# Small Clip of Me, n20,walker,and the twisted group



## 03dsglightning (Jun 18, 2010)

working on johns pink lift with twisted.


----------



## phreebsd (Dec 16, 2004)

walker has the same taste in shirts as i do. he always wearing one too


----------



## meangreen360 (May 3, 2009)

Who's fox body mustang is that?


----------



## 03dsglightning (Jun 18, 2010)

All the cars were johns cept the 03 dsg lightning there. 

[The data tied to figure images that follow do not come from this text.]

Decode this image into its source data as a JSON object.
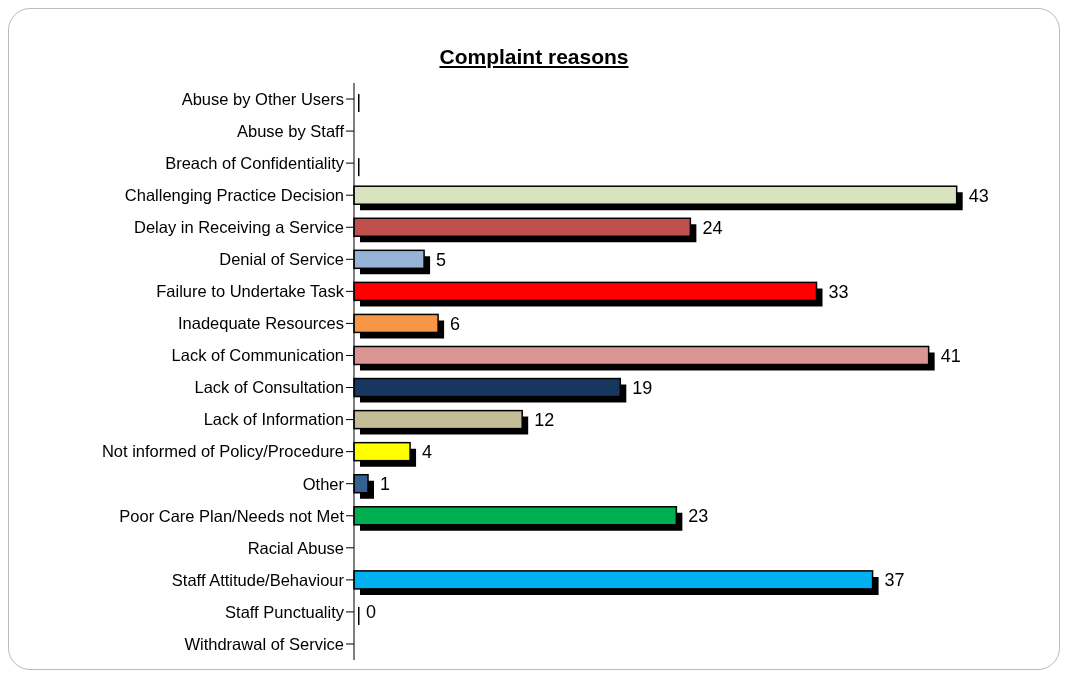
{
  "chart_data": {
    "type": "bar",
    "orientation": "horizontal",
    "title": "Complaint reasons",
    "categories": [
      "Abuse by Other Users",
      "Abuse by Staff",
      "Breach of Confidentiality",
      "Challenging Practice Decision",
      "Delay in Receiving a Service",
      "Denial of Service",
      "Failure to Undertake Task",
      "Inadequate Resources",
      "Lack of Communication",
      "Lack of Consultation",
      "Lack of Information",
      "Not informed of Policy/Procedure",
      "Other",
      "Poor Care Plan/Needs not Met",
      "Racial Abuse",
      "Staff Attitude/Behaviour",
      "Staff Punctuality",
      "Withdrawal of Service"
    ],
    "values": [
      0,
      null,
      0,
      43,
      24,
      5,
      33,
      6,
      41,
      19,
      12,
      4,
      1,
      23,
      null,
      37,
      0,
      null
    ],
    "value_labels": [
      null,
      null,
      null,
      "43",
      "24",
      "5",
      "33",
      "6",
      "41",
      "19",
      "12",
      "4",
      "1",
      "23",
      null,
      "37",
      "0",
      null
    ],
    "colors": [
      "#000000",
      null,
      "#000000",
      "#d7e4bd",
      "#c0504d",
      "#95b3d7",
      "#ff0000",
      "#f79646",
      "#d99694",
      "#17375e",
      "#c4bd97",
      "#ffff00",
      "#376092",
      "#00b050",
      null,
      "#00b0f0",
      "#000000",
      null
    ],
    "grid": false,
    "legend": false
  }
}
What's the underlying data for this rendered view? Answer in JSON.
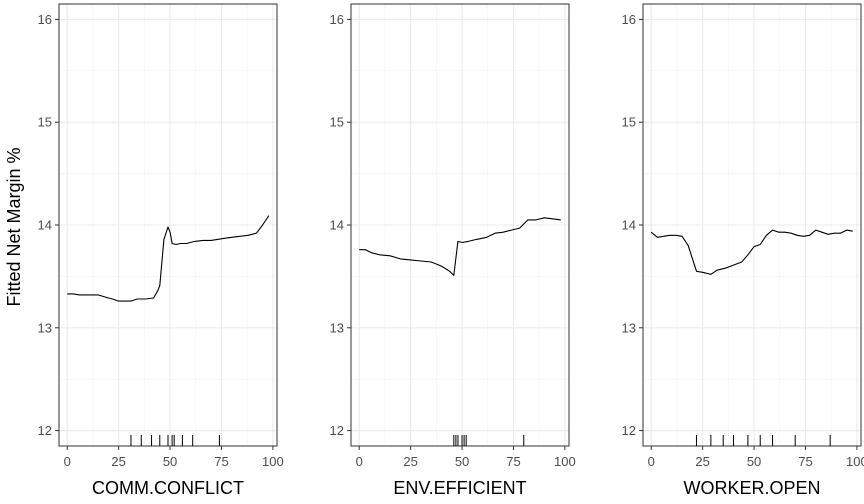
{
  "chart_data": {
    "type": "line",
    "ylabel": "Fitted Net Margin %",
    "ylim": [
      11.85,
      16.15
    ],
    "yticks": [
      12,
      13,
      14,
      15,
      16
    ],
    "xlim": [
      -4,
      102
    ],
    "xticks": [
      0,
      25,
      50,
      75,
      100
    ],
    "grid": true,
    "panels": [
      {
        "xlabel": "COMM.CONFLICT",
        "series": [
          {
            "x": [
              0,
              3,
              6,
              10,
              15,
              20,
              22,
              25,
              28,
              31,
              34,
              38,
              42,
              44,
              45,
              47,
              49,
              50,
              51,
              53,
              55,
              58,
              62,
              66,
              70,
              73,
              76,
              80,
              84,
              88,
              92,
              95,
              98
            ],
            "values": [
              13.33,
              13.33,
              13.32,
              13.32,
              13.32,
              13.29,
              13.28,
              13.26,
              13.26,
              13.26,
              13.28,
              13.28,
              13.29,
              13.36,
              13.41,
              13.86,
              13.98,
              13.93,
              13.82,
              13.81,
              13.82,
              13.82,
              13.84,
              13.85,
              13.85,
              13.86,
              13.87,
              13.88,
              13.89,
              13.9,
              13.92,
              14.0,
              14.09
            ]
          }
        ],
        "rug": [
          31,
          36,
          41,
          45,
          49,
          51,
          52,
          56,
          61,
          74
        ]
      },
      {
        "xlabel": "ENV.EFFICIENT",
        "series": [
          {
            "x": [
              0,
              3,
              6,
              10,
              15,
              20,
              25,
              30,
              35,
              40,
              44,
              46,
              48,
              50,
              53,
              57,
              62,
              66,
              70,
              74,
              78,
              82,
              86,
              90,
              94,
              98
            ],
            "values": [
              13.76,
              13.76,
              13.73,
              13.71,
              13.7,
              13.67,
              13.66,
              13.65,
              13.64,
              13.6,
              13.55,
              13.51,
              13.84,
              13.83,
              13.84,
              13.86,
              13.88,
              13.92,
              13.93,
              13.95,
              13.97,
              14.05,
              14.05,
              14.07,
              14.06,
              14.05
            ]
          }
        ],
        "rug": [
          46,
          47,
          48,
          50,
          51,
          52,
          80
        ]
      },
      {
        "xlabel": "WORKER.OPEN",
        "series": [
          {
            "x": [
              0,
              3,
              6,
              9,
              12,
              15,
              18,
              22,
              25,
              29,
              32,
              36,
              40,
              44,
              47,
              50,
              53,
              56,
              59,
              62,
              65,
              68,
              71,
              74,
              77,
              80,
              83,
              86,
              89,
              92,
              95,
              98
            ],
            "values": [
              13.93,
              13.88,
              13.89,
              13.9,
              13.9,
              13.89,
              13.8,
              13.55,
              13.54,
              13.52,
              13.56,
              13.58,
              13.61,
              13.64,
              13.71,
              13.79,
              13.81,
              13.9,
              13.95,
              13.93,
              13.93,
              13.92,
              13.9,
              13.89,
              13.9,
              13.95,
              13.93,
              13.91,
              13.92,
              13.92,
              13.95,
              13.94
            ]
          }
        ],
        "rug": [
          22,
          29,
          35,
          40,
          47,
          53,
          59,
          70,
          87
        ]
      }
    ]
  }
}
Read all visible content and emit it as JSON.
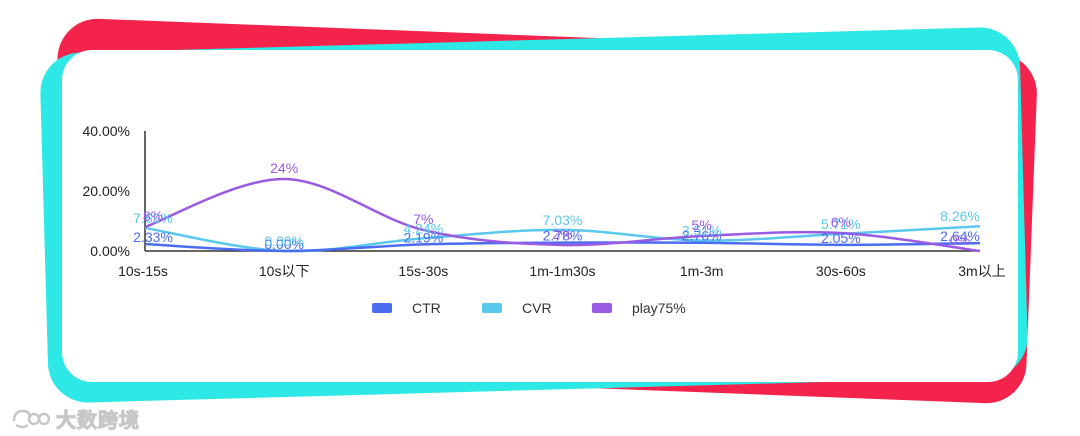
{
  "chart_data": {
    "type": "line",
    "categories": [
      "10s-15s",
      "10s以下",
      "15s-30s",
      "1m-1m30s",
      "1m-3m",
      "30s-60s",
      "3m以上"
    ],
    "y_ticks": [
      "0.00%",
      "20.00%",
      "40.00%"
    ],
    "ylim": [
      0,
      40
    ],
    "series": [
      {
        "name": "CTR",
        "color": "#4a6cf0",
        "values": [
          2.33,
          0.0,
          2.19,
          2.78,
          2.76,
          2.05,
          2.64
        ],
        "labels": [
          "2.33%",
          "0.00%",
          "2.19%",
          "2.78%",
          "2.76%",
          "2.05%",
          "2.64%"
        ]
      },
      {
        "name": "CVR",
        "color": "#5ac8ec",
        "values": [
          7.69,
          0.0,
          4.24,
          7.03,
          3.51,
          5.71,
          8.26
        ],
        "labels": [
          "7.69%",
          "0.00%",
          "4.24%",
          "7.03%",
          "3.51%",
          "5.71%",
          "8.26%"
        ]
      },
      {
        "name": "play75%",
        "color": "#9b5ae3",
        "values": [
          8,
          24,
          7,
          2,
          5,
          6,
          0
        ],
        "labels": [
          "8%",
          "24%",
          "7%",
          "2%",
          "5%",
          "6%",
          "0%"
        ]
      }
    ],
    "legend_position": "bottom",
    "grid": false
  },
  "watermark": {
    "text": "大数跨境"
  }
}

Sent from my iPhone using Tapatalk


----------



## walker (Apr 5, 2009)

meangreen360 said:


> Who's fox body mustang is that?


 
that car is a certified sleeper toooooooo


----------



## 03dsglightning (Jun 18, 2010)

Sleeper ? Lol it's a gutted race
Car. 


Sent from my iPhone using Tapatalk


----------



## walker (Apr 5, 2009)

03dsglightning said:


> Sleeper ? Lol it's a gutted race
> Car.
> 
> 
> Sent from my iPhone using Tapatalk


but if you looked at it would you think its as fast as it is not knowing


----------



## Eight (Mar 24, 2010)

Cool, is that rear mount pink.


----------



## Polaris425 (Dec 16, 2004)

Eight said:


> Cool, is that rear mount pink.


whole thing is pink! :bigok:


----------



## Eight (Mar 24, 2010)

Yea, I'm stupid.lol Just now saw that he sais the whole thing was pink.


----------



## 03dsglightning (Jun 18, 2010)

walker said:


> but if you looked at it would you think its as fast as it is not knowing


yep its not really a looker.....but she puts out !!


----------



## rowdy-outty (Jul 28, 2010)

Taking a ford to a drag race is like taking a honda to a pit race. You got the best seat to see who is gonna win! :nutkick: :haha:


----------



## 03dsglightning (Jun 18, 2010)

Huh odd... A new 5.0 mustang went 11.8 stock with some drag radials last night @ Dallas race
Way. That's faster than Chevys 76,000$ z06 vette 


Sent from my iPhone using Tapatalk


----------



## rowdy-outty (Jul 28, 2010)

I knew I could get atleast one of my Ford buddies fired up with that one! lol


----------



## 03dsglightning (Jun 18, 2010)

Lol yep 


Sent from my iPhone using Tapatalk


----------